Only 12 of the 14 patients enrolled in the combination arm went on to receive surgery. One patient withdrew consent early in the study, without receiving therapy, and the second patient received 8 courses of neoadjuvant therapy and decided they did not want surgery. "After seeing his disease basically melt away, he decided that he no longer wanted surgery, and so he came off and didn't receive surgery," explained Amaria.
"We don't see a very close correlation between RECIST responses and pathologic responses. The overall agreement between those two factors is only 58%," said Amaria. "There's limited ability for radiologic responses to predict pathologic responses and subsequent patient outcomes."

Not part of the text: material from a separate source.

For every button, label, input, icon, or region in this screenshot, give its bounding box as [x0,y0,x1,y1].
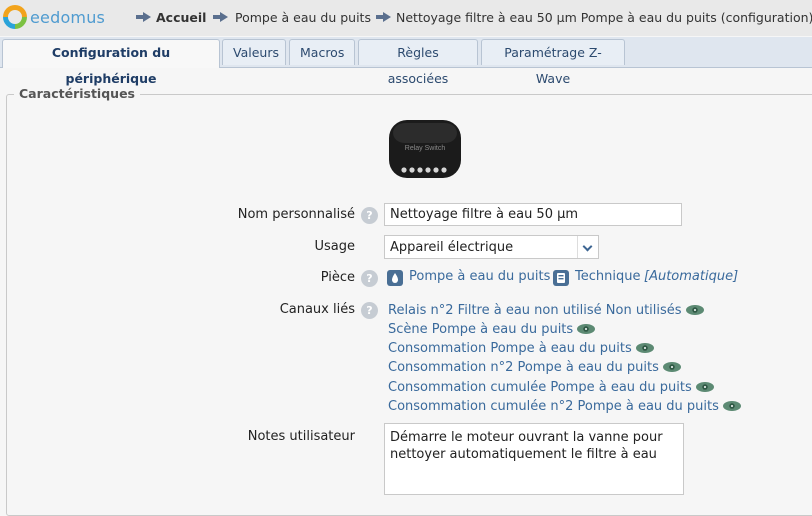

The perioperative complication rates were similar in each arm. Ninety-two percent of patients required dose interruptions in the first 8 weeks of neoadjuvant therapy and 38% required a dose reduction in the neoadjuvant phase.
The most common all-grade adverse events (AEs) with the combination were pyrexia (69%), chills (62%), fatigue (54%), nausea (38%), myalgia (38%), rash (38%), wound infection (38%), diarrhea (31%), and ALT/AST elevation (23%). The most common grade 3/4 AEs were diarrhea and wound infection, which were experienced by 2 patients each.
"There are many potential advantages to neoadjuvant therapy, including the tumor shrinkage to potentially decrease surgical morbidity and importantly destroying micrometastises to prevent our patients from relapsing further," said Amaria. "We can also use neoadjuvant therapy as an objective measure of how a patient responds."
The study will be reopened as a single arm study, with a focus on the characteristics of pCR with dabrafenib and trametinib, according to Amaria. Additionally, there is a need for greater focus on the use of neoadjuvant therapies for patients with melanoma, she noted.
Reference:
Amaria RN, Prieto P, Tetzlaff M, et al. Treatment with neoadjuvant + adjuvant dabrafenib and trametinib (D+T) is associated with improved relapse-free survival (RFS) versus standard of care (SOC) therapy in patients with high-risk resectable BRAF-mutant melanoma. Presented at: Society for Melanoma Research Annual Meeting; Boston, Massachusetts, November 6-9, 2016.
Overall, 16% of patients had a pathologic partial response following surgery and neoadjuvant treatment. Three patients who received neoadjuvant treatment and did not achieve a pCR remained relapse-free after 14 months of follow-up and another 3 patients, following the full course of adjuvant treatment, developed CNS metastasis.